Spirit and Sound: A Concert Series presents:
Singing to Krishna in Court: Rethinking God, Gender, and Genre in North Indian Classical Music
Featuring performances by:
Ashwini Bhide Deshpande, lead vocalist
Sanjay Deshpande, Tabla
Tanmay Deochake, Harmonium
Followed by a panel discussion with:
Professor Akeel Bilgrahmi, Sidney Morgenbesser Professor of Philosophy, Columbia University
Professor Shayoni Mitra, Assistant Professor of Theater, Barnard College
Tyler Williams, PhD Candidate and Teaching Fellow at MESAAS, Columbia University
Hosted and curated by:
Yogi Trivedi, PhD candidate in Religion, Columbia University
Columbia University’s Institute for Religion, Culture, and Public Life presents Spirit and Sound: A Concert Series, four musical events throughout the 2013-14 academic year from different religious and cultural traditions, which broadly looks at how religion, faith, identity, community, and the political intermingle in the musical expressions of faith.
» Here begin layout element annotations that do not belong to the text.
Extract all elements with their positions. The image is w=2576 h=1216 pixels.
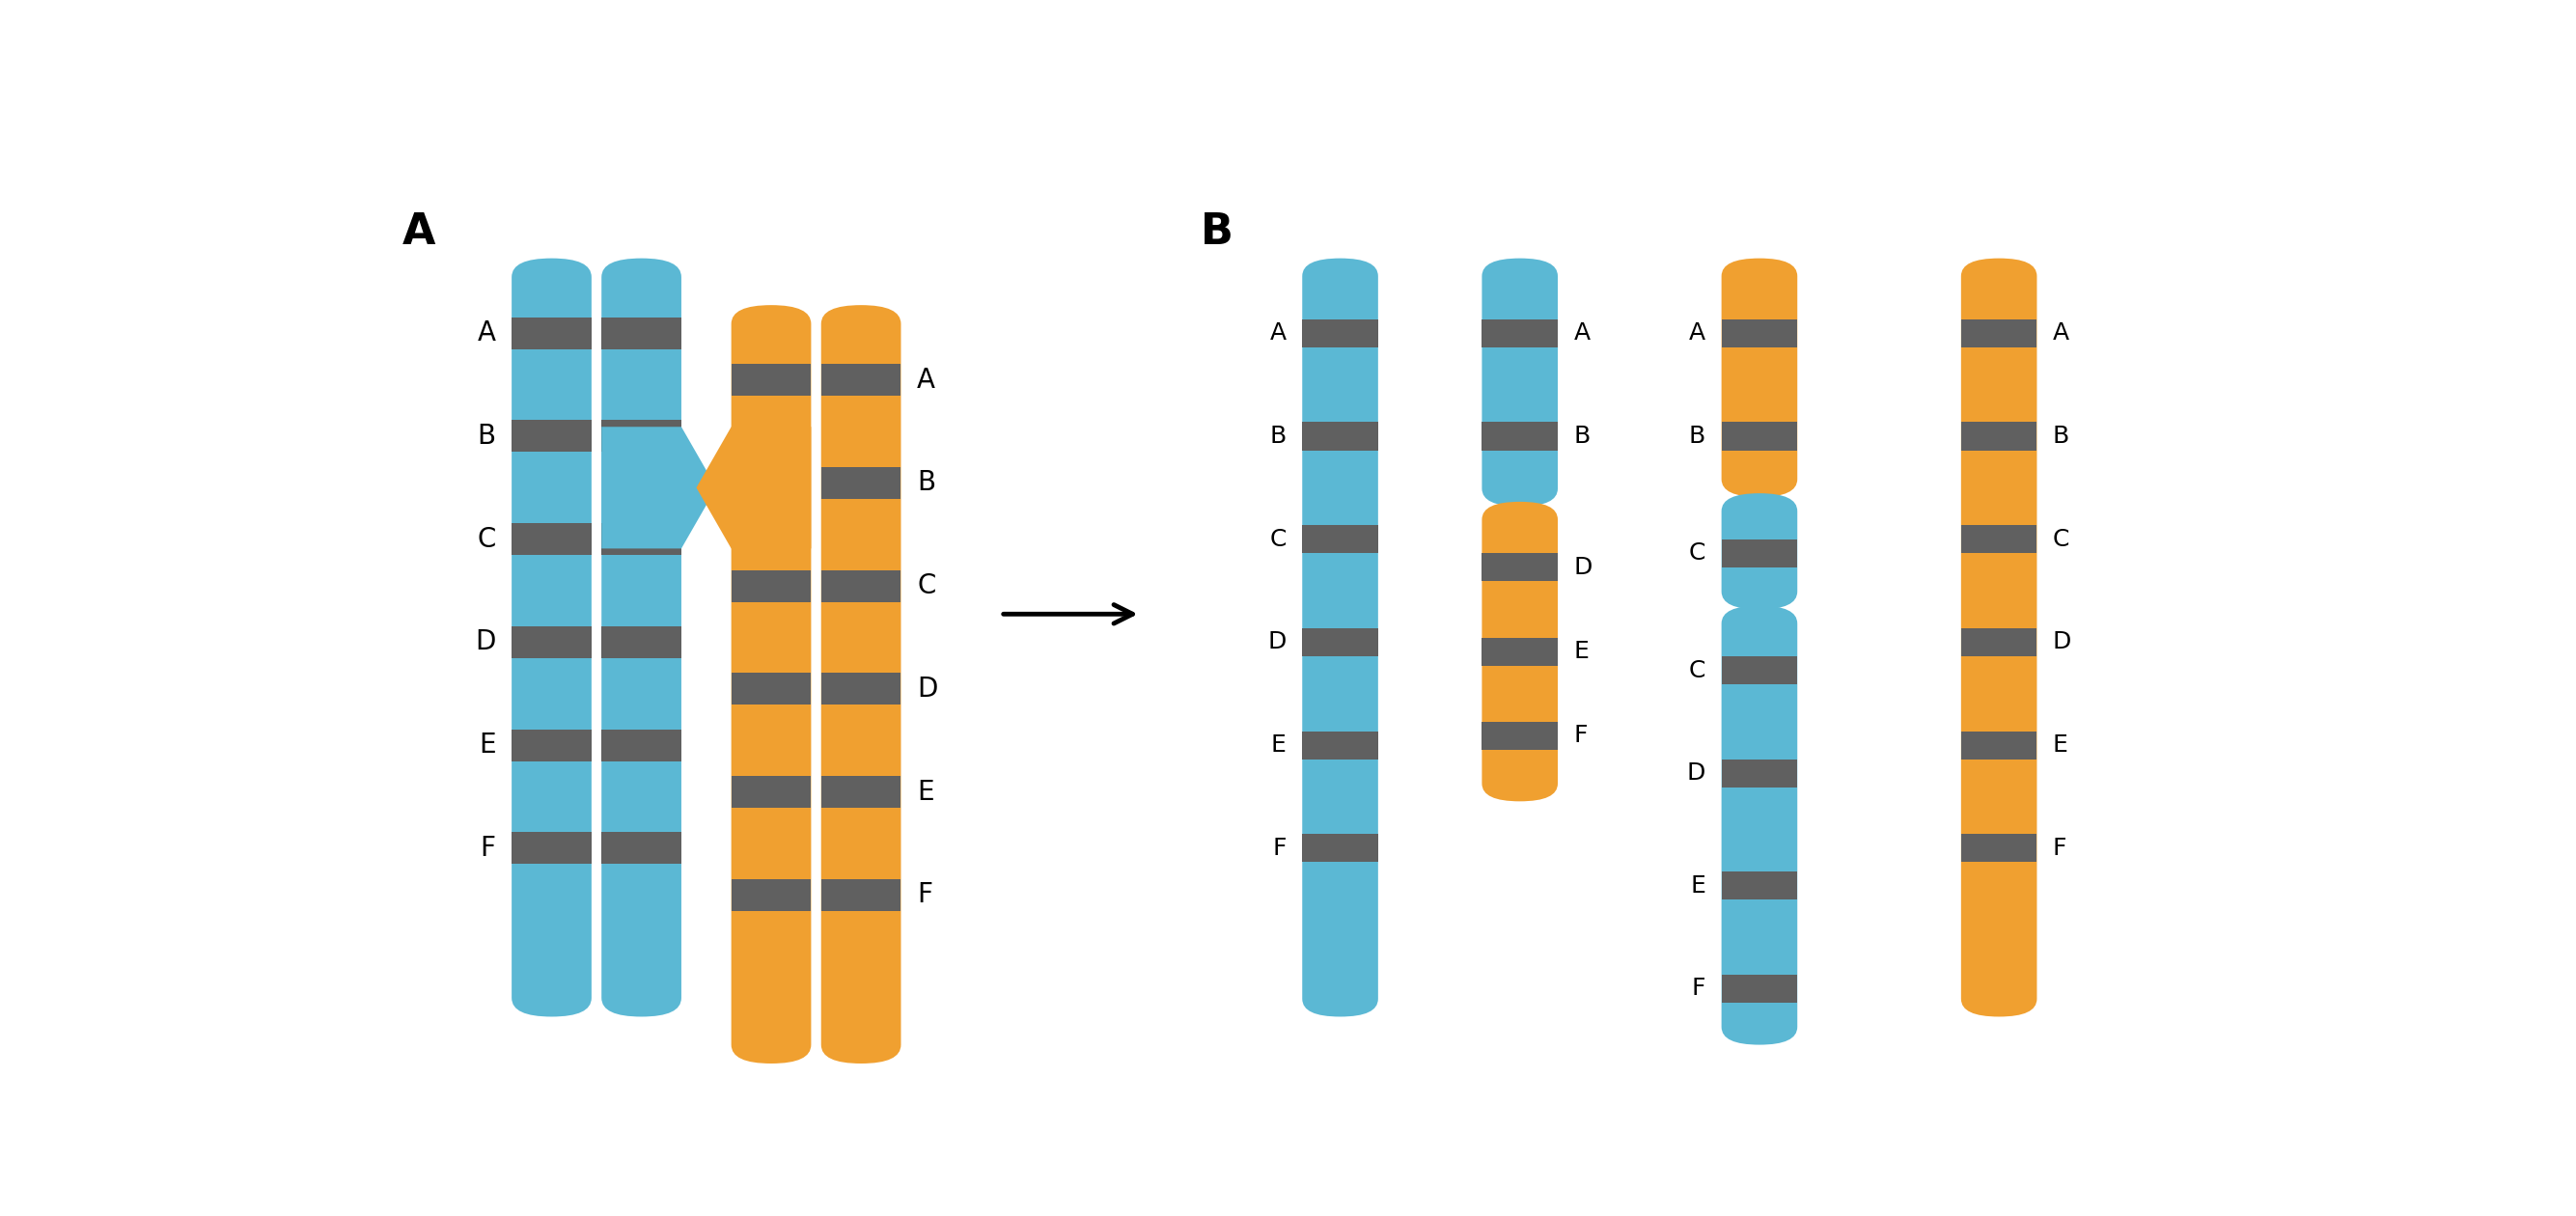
Bar [732,879,811,911]
Text: C: C [2053,528,2069,551]
Bar [1303,629,1378,657]
Bar [822,467,902,499]
Bar [600,832,680,865]
Text: E: E [1270,733,1285,756]
Text: E: E [2053,733,2069,756]
FancyBboxPatch shape [732,305,811,1064]
Text: E: E [917,778,935,805]
Bar [732,674,811,705]
Bar [822,879,902,911]
FancyBboxPatch shape [513,258,592,1017]
Text: D: D [1574,556,1592,579]
Bar [1303,834,1378,862]
Bar [732,570,811,602]
Text: F: F [2053,837,2066,860]
Text: C: C [1270,528,1285,551]
Bar [513,523,592,554]
Text: E: E [1690,874,1705,897]
Bar [1303,731,1378,759]
Text: A: A [917,366,935,394]
Bar [1721,759,1798,787]
FancyBboxPatch shape [1960,258,2038,1017]
Polygon shape [600,427,716,548]
Bar [1481,553,1558,581]
Bar [822,570,902,602]
Bar [513,730,592,761]
Bar [1960,834,2038,862]
Bar [1960,525,2038,553]
Text: F: F [479,834,495,862]
Bar [732,364,811,396]
Text: E: E [1574,640,1589,663]
Bar [1303,319,1378,348]
Text: D: D [1267,631,1285,654]
Bar [1721,319,1798,348]
Bar [513,421,592,452]
Bar [1721,422,1798,450]
Text: D: D [1687,761,1705,784]
Bar [1960,731,2038,759]
Bar [1960,319,2038,348]
Text: C: C [917,573,935,599]
FancyBboxPatch shape [1481,502,1558,801]
Bar [600,626,680,658]
Polygon shape [696,427,811,548]
FancyBboxPatch shape [1721,258,1798,497]
Bar [513,832,592,865]
Bar [822,776,902,807]
Text: A: A [2053,321,2069,345]
Text: F: F [917,882,933,908]
Bar [1721,974,1798,1003]
Text: B: B [1574,424,1589,447]
Bar [1481,422,1558,450]
Text: F: F [1692,976,1705,1001]
Text: D: D [474,629,495,655]
Bar [822,674,902,705]
Text: B: B [2053,424,2069,447]
Bar [1481,637,1558,665]
FancyBboxPatch shape [1721,494,1798,609]
FancyBboxPatch shape [600,258,680,1017]
FancyBboxPatch shape [1481,258,1558,506]
Bar [1303,525,1378,553]
Bar [1721,657,1798,685]
Bar [822,364,902,396]
Bar [1960,629,2038,657]
Text: B: B [1200,212,1234,253]
Text: B: B [917,469,935,496]
Bar [513,626,592,658]
Bar [1721,872,1798,900]
Text: F: F [1273,837,1285,860]
Bar [732,467,811,499]
Bar [513,317,592,349]
Text: A: A [402,212,435,253]
Text: B: B [1690,424,1705,447]
Text: C: C [1690,541,1705,564]
Text: C: C [477,525,495,553]
Text: F: F [1574,725,1587,748]
Text: D: D [917,675,938,703]
Text: A: A [1270,321,1285,345]
Bar [1481,319,1558,348]
Bar [1960,422,2038,450]
Bar [600,421,680,452]
Bar [600,317,680,349]
Bar [600,523,680,554]
Bar [1721,539,1798,567]
Text: B: B [1270,424,1285,447]
Text: C: C [1690,659,1705,682]
FancyBboxPatch shape [1303,258,1378,1017]
Text: A: A [477,320,495,347]
Text: E: E [479,732,495,759]
Text: A: A [1690,321,1705,345]
Bar [1481,722,1558,750]
Bar [1303,422,1378,450]
FancyBboxPatch shape [1721,606,1798,1045]
Text: A: A [1574,321,1589,345]
FancyBboxPatch shape [822,305,902,1064]
Bar [600,730,680,761]
Text: B: B [477,423,495,450]
Bar [732,776,811,807]
Text: D: D [2053,631,2071,654]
Two concerts were presented in the fall: the first on the African-American Ring Shout, the second on Middle Eastern Religious music of Jewish, Islamic, and Christian traditions. This spring, Sound and Spirit will present an event on the Bhakti musical tradition in Hinduism, and an evening of Eastern Orthodox Christian music.
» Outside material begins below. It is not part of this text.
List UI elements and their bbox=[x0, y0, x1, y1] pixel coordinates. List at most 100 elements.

North Indian Classical or Hindustani Music has a long history of integration and syncretism. This multifarious identity, however, has commonly led musicians and scholars to think of Hindustani music in terms of binaries: religious or secular, bhakti or riti, classical or vernacular, textual or performative, Indic or Islamicate, Hindu or Muslim.
Join us for an intimate performance of and conversation about Hindustani Classical and Bhakti Music, in which we aim to rethink such a bifurcated classification and approach.
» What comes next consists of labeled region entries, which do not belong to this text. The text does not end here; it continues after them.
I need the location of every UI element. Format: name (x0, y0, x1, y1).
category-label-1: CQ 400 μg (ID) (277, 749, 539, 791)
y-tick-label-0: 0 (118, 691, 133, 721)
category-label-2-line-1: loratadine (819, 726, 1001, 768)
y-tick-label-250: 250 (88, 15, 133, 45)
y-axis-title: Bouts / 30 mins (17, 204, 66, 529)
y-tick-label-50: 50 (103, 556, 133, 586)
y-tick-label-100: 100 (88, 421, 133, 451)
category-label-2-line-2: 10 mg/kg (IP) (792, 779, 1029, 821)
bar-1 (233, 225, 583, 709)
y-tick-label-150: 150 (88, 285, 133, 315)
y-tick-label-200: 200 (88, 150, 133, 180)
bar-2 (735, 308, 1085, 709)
Ashwini Bhide Deshpande is one of the finest female vocalists in India today. Her repertoire includes various genres of classical music, including khayal, thumri, bhajans, andabhangs, making her versatile, soulful performances an outstanding example of the syncretic formation of North Indian or Hindustani music, and an ideal case study of which to ask serious questions relating to religion, music, and public life in early modern, colonial, and contemporary India.
The performance will be followed by a panel discussion led by Yogi Trivedi, a Hindustani vocalist, journalist, and PhD Candidate in Religion at Columbia University.